Salesforce's hybrid work model continues
When asked about the New York office or the October 1 deadline, a Salesforce spokesperson did not provide specific answers. They stated, "Salesforce has always been a hybrid work company. Our guidelines focus on in-person connection, while also recognizing the value of working away from the office." This move aligns with other companies welcoming their staff back to the office.
Decision contrasts CEO's previous statement
The company's decision seems to subtly retract CEO Marc Benioff's 2022 statement that "office mandates are never going to work." This comes as New York City metro area office visitation in May and June, reached 83.9% and 85% of 2019 levels respectively, according to Placer.ai. The area around Salesforce's largest tenancy at 1095 Sixth Avenue at West 42nd Street is already witnessing increased foot traffic.
Signs of recovery in Manhattan's office market
Despite surveys suggesting lower rates of return and an office market collapse narrative, there are indications that Manhattan's office market is recovering. CBRE reported a 35% increase in leasing volume in Q2 compared to the same period in 2023. SL Green, the city's largest commercial landlord, stated in its Q2 earnings report that it is on track to exceed its goal of signing two million square feet of leases this year.

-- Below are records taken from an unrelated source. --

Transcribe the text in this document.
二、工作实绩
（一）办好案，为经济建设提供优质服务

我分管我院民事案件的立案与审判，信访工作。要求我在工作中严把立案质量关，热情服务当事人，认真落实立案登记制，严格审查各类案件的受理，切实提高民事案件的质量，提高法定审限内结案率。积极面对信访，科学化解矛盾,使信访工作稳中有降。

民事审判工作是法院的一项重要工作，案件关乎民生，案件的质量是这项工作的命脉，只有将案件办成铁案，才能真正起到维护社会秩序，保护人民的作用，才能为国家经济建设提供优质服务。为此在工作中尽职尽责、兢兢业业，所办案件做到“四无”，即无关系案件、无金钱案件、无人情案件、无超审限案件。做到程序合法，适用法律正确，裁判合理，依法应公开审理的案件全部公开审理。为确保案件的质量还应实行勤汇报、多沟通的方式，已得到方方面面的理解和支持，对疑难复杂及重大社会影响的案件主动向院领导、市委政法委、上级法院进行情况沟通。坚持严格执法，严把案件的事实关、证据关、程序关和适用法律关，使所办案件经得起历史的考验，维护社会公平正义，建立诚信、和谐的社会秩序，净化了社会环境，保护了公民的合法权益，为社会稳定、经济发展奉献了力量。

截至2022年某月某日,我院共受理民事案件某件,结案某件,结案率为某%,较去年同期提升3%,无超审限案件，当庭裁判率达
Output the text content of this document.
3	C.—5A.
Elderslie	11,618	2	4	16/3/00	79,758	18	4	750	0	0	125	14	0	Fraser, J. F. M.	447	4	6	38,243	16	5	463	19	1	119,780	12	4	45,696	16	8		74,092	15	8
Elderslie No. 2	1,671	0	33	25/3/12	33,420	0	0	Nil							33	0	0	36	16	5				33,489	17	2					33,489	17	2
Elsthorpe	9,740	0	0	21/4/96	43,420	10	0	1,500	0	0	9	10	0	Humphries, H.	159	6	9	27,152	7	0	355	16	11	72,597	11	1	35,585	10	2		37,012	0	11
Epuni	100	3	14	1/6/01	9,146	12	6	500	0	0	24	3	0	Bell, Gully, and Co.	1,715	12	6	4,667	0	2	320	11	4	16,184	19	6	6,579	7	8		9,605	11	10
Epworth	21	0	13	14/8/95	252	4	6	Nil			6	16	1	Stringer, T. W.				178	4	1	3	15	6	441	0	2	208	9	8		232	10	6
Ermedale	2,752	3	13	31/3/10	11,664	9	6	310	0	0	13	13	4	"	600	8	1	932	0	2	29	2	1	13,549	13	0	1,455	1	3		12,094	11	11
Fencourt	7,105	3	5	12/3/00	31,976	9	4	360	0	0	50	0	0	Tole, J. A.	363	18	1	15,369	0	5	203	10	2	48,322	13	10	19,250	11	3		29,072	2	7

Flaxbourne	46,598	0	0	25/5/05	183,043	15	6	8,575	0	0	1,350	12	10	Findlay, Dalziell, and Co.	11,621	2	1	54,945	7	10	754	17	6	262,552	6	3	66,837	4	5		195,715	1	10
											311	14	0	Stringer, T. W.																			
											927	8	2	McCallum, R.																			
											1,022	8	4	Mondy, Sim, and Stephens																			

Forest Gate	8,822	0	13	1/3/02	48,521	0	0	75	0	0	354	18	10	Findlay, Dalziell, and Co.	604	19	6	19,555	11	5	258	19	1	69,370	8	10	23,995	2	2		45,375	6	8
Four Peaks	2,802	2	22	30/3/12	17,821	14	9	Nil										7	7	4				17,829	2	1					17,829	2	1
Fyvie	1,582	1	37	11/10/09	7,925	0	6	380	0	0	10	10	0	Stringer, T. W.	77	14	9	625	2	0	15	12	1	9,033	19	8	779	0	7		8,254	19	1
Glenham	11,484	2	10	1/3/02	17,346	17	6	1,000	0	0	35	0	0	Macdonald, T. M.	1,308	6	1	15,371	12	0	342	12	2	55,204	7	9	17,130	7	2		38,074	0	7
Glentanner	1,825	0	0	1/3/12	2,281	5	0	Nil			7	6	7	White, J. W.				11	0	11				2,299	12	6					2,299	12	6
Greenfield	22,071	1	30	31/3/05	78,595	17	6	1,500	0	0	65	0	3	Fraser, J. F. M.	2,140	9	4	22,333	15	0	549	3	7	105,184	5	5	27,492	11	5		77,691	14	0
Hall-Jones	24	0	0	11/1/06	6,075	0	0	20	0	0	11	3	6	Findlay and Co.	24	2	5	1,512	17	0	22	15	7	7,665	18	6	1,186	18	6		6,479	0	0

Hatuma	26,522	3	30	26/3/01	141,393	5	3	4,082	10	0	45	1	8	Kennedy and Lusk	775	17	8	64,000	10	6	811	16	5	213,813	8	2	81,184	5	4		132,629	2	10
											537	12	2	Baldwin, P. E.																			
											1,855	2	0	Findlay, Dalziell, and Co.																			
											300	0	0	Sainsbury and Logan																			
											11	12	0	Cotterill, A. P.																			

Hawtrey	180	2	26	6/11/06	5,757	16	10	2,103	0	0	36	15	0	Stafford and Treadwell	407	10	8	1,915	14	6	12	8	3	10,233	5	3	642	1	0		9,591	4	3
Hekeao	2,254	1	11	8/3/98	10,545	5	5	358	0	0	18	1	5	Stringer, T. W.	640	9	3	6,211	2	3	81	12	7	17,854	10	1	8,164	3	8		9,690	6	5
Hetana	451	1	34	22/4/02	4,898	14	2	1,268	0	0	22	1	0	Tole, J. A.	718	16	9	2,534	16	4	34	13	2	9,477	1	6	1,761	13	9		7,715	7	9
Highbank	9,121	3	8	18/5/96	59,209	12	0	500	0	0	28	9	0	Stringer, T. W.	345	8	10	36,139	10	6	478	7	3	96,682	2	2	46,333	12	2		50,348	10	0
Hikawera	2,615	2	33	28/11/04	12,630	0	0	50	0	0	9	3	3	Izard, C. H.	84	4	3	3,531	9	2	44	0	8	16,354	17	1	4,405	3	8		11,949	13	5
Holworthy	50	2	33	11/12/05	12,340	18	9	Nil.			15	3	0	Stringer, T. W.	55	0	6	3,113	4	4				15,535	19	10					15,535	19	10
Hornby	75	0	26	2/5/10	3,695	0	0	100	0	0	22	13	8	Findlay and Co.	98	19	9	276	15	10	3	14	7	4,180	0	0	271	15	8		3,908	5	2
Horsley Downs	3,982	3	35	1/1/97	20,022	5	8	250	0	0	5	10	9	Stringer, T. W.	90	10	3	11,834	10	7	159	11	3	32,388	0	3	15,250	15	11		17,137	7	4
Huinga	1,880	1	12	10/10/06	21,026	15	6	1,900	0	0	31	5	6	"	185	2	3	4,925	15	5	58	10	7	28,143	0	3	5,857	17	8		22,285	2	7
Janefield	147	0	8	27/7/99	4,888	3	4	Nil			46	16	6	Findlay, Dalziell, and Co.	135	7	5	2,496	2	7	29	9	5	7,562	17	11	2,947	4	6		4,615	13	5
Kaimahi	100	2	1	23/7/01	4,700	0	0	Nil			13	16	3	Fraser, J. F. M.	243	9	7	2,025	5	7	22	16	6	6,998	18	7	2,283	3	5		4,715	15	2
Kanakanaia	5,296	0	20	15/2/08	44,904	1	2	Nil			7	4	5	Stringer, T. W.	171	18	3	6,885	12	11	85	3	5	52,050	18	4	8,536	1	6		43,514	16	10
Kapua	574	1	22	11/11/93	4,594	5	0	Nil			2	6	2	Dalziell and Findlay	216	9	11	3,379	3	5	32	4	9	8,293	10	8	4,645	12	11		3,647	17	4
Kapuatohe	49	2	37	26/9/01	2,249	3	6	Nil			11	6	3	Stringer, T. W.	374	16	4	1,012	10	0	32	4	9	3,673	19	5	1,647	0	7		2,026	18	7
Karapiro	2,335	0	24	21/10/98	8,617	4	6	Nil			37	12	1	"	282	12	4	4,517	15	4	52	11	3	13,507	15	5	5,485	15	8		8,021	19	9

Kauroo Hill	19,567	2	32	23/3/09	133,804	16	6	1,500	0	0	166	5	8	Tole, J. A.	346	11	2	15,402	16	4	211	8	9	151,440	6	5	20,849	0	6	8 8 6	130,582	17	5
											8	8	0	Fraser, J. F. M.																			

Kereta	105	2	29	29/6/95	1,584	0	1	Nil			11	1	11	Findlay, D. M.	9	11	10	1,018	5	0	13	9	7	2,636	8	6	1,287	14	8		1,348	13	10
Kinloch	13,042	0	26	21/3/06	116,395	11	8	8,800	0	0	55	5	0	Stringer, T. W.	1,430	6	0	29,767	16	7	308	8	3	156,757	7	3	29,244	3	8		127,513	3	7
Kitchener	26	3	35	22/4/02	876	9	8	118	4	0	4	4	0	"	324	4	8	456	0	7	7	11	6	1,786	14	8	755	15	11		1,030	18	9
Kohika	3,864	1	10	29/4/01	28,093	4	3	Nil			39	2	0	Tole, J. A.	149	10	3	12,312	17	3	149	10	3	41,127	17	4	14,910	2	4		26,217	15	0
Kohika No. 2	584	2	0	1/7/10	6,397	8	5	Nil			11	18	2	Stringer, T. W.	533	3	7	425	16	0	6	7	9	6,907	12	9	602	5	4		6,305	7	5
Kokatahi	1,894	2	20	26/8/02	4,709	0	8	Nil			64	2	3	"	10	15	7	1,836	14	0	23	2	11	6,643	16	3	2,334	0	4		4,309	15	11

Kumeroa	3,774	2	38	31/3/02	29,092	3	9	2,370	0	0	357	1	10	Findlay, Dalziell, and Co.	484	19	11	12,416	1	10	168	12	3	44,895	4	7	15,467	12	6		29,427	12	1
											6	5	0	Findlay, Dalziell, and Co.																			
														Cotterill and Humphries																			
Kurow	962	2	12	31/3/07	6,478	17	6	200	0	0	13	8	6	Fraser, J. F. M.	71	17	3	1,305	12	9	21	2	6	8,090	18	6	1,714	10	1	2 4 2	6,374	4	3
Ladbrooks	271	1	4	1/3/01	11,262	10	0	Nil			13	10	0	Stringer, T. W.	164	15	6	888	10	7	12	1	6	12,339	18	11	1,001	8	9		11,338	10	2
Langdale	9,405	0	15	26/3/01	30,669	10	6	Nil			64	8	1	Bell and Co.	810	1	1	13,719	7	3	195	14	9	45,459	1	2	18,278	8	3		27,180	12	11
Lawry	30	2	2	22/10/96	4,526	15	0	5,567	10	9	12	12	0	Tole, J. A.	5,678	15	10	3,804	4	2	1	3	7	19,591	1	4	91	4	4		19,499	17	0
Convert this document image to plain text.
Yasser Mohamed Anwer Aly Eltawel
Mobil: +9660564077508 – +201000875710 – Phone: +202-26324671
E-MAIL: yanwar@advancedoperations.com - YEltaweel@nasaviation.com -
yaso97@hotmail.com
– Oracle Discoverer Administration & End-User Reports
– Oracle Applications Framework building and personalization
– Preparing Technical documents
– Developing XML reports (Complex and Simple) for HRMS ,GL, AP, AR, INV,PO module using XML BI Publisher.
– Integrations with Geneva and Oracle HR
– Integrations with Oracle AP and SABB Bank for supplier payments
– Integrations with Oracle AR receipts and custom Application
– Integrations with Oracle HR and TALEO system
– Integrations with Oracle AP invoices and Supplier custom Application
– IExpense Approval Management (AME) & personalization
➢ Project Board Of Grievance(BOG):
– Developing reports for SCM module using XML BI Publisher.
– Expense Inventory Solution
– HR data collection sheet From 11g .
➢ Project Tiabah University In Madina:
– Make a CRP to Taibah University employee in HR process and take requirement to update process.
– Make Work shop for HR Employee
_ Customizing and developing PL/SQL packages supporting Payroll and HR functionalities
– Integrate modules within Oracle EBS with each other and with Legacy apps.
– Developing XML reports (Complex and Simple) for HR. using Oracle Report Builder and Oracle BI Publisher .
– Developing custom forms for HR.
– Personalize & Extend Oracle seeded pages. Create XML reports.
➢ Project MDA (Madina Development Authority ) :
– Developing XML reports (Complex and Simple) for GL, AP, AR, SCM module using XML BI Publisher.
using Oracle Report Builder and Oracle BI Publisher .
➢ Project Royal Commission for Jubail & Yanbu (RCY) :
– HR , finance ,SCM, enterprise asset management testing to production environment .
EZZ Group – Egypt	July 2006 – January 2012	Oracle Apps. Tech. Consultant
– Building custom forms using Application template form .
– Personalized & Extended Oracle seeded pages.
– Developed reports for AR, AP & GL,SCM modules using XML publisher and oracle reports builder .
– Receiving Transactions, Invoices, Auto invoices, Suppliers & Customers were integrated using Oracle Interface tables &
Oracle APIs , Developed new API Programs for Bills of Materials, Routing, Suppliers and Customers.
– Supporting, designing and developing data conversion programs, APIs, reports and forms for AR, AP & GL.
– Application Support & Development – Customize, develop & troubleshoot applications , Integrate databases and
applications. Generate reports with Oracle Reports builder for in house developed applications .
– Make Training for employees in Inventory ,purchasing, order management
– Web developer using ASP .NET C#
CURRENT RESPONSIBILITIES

Commercial property expansion amid market recovery
Blackstone, the world's largest owner of commercial property, is expanding its space at Rudin's 345 Park Ave by 250,000 square feet. Despite these positive signs, Manhattan's office availability remains high at over 17%, largely due to an oversupply of outdated, undesirable space. High interest rates and looming foreclosures also pose challenges to the market.